Le toro est lui aussi ovationné à l’arrastre, il aurait mérité une vuelta,
autrement plus significative que certaines données parce que le toro
a permis au torero de triompher, et je ne parle pas des indultos de
pacotille.
Le dernier Yonnet de l’après midi est un joli colorado. Brave il prend
deux bonnes piques en poussant. Il est un peu faible mais il répond
aux cites de loin ;
Aguilar l’entreprend à mi hauteur et livre de bonnes séries à droite
et à gauche. Comme Escribano, il va commettre l’erreur prolonger la
faena au-delà de ce peut supporter le toro. La fin de faena, toreo vertical,
de près finit de décomposer le toro. Ces passes données à un toro qui
reste de marbre finissent par lasser le public. La mise à mort est laborieuse
(un pinchazo, une entière en arrière et deux descabellos), les trophées
s’envolent.
Comme
Escribano, en voulant céder à la mode du toreo « Tomasiste », Aguilar
est passé à côté des possibilités de triomphe offertes par les toros.

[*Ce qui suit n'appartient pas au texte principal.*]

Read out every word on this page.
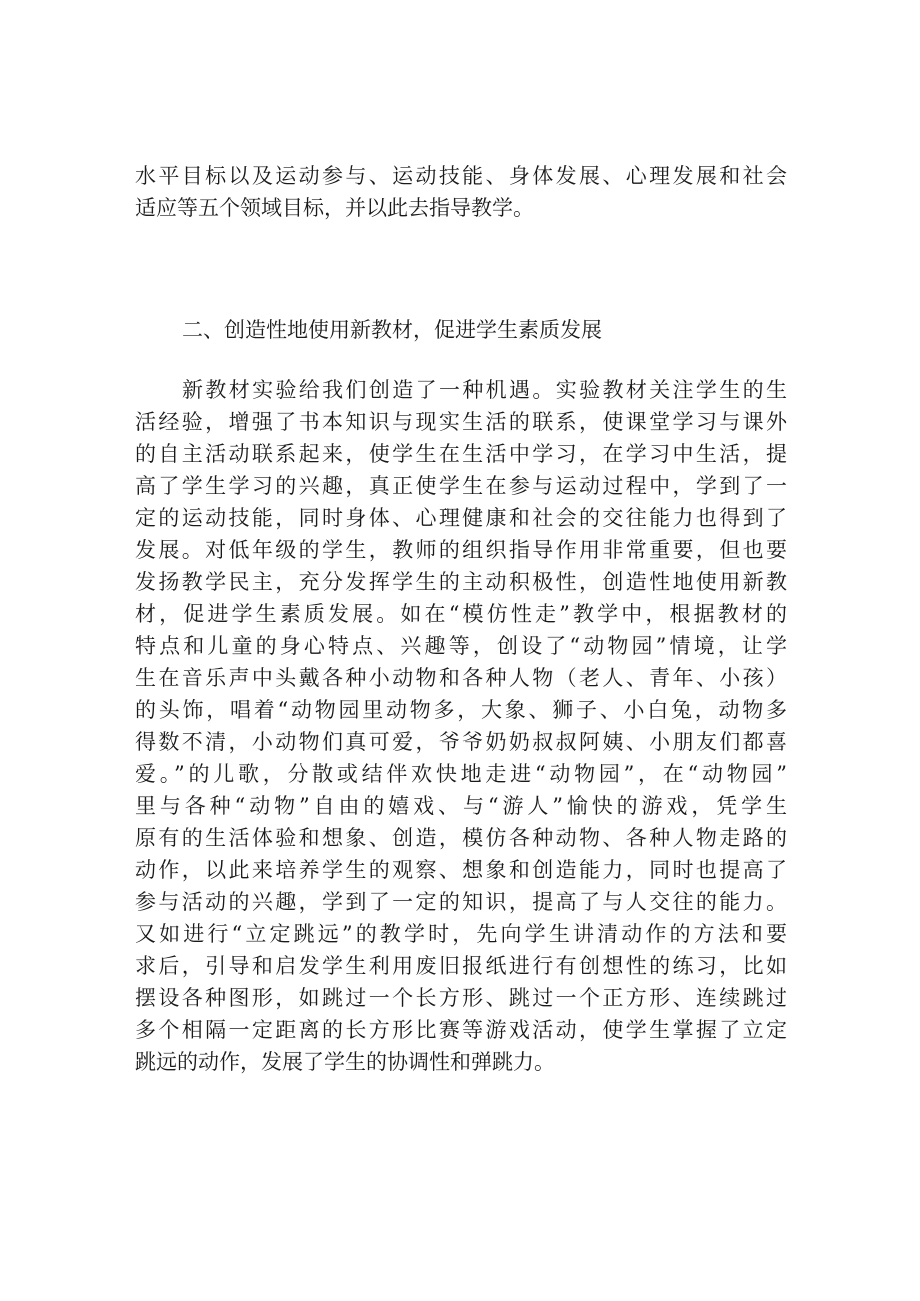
水平目标以及运动参与、运动技能、身体发展、心理发展和社会
适应等五个领域目标，并以此去指导教学。
二、创造性地使用新教材，促进学生素质发展
新教材实验给我们创造了一种机遇。实验教材关注学生的生
活经验，增强了书本知识与现实生活的联系，使课堂学习与课外
的自主活动联系起来，使学生在生活中学习，在学习中生活，提
高了学生学习的兴趣，真正使学生在参与运动过程中，学到了一
定的运动技能，同时身体、心理健康和社会的交往能力也得到了
发展。对低年级的学生，教师的组织指导作用非常重要，但也要
发扬教学民主，充分发挥学生的主动积极性，创造性地使用新教
材，促进学生素质发展。如在“模仿性走”教学中，根据教材的
特点和儿童的身心特点、兴趣等，创设了“动物园”情境，让学
生在音乐声中头戴各种小动物和各种人物（老人、青年、小孩）
的头饰，唱着“动物园里动物多，大象、狮子、小白兔，动物多
得数不清，小动物们真可爱，爷爷奶奶叔叔阿姨、小朋友们都喜
爱。”的儿歌，分散或结伴欢快地走进“动物园”，在“动物园”
里与各种“动物”自由的嬉戏、与“游人”愉快的游戏，凭学生
原有的生活体验和想象、创造，模仿各种动物、各种人物走路的
动作，以此来培养学生的观察、想象和创造能力，同时也提高了
参与活动的兴趣，学到了一定的知识，提高了与人交往的能力。
又如进行“立定跳远”的教学时，先向学生讲清动作的方法和要
求后，引导和启发学生利用废旧报纸进行有创想性的练习，比如
摆设各种图形，如跳过一个长方形、跳过一个正方形、连续跳过
多个相隔一定距离的长方形比赛等游戏活动，使学生掌握了立定
跳远的动作，发展了学生的协调性和弹跳力。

Les toros encastés, qui s’emploient dans les deux premiers tiers, ne
supportent ses cites de près, qui étouffent leur charge et les faenas
à rallonge. Dommage que César Rincon ne soit plus en activité, il avait
su nous montrer que toréer, c’est donner la bonne distance et le nombre
de passes justes nécessaires.
La présidence ne joue pas son rôle en ne faisant sonner les premiers
avis qu’à la quatorzième minute cautionnant une dérive initiée par certaines
figuras.
Il reste
que grâce au sérieux du bétail (merci à Monsieur Yonnet), au courage
d’Escribano, au courage et à la technique d’Aguilar et à des organisateurs
motivés par la défense d’une tauromachie vraie, nous avons vécu une
authentique et intéressante tarde de toros.
Les
antis ayant réussi à s’emparer des commandes de la météo, il pleuvait
le lendemain à Mugron. A contre cœur, la novillada a été annulée, repoussant
les débuts en piquée de Clemente à la course de Captieux.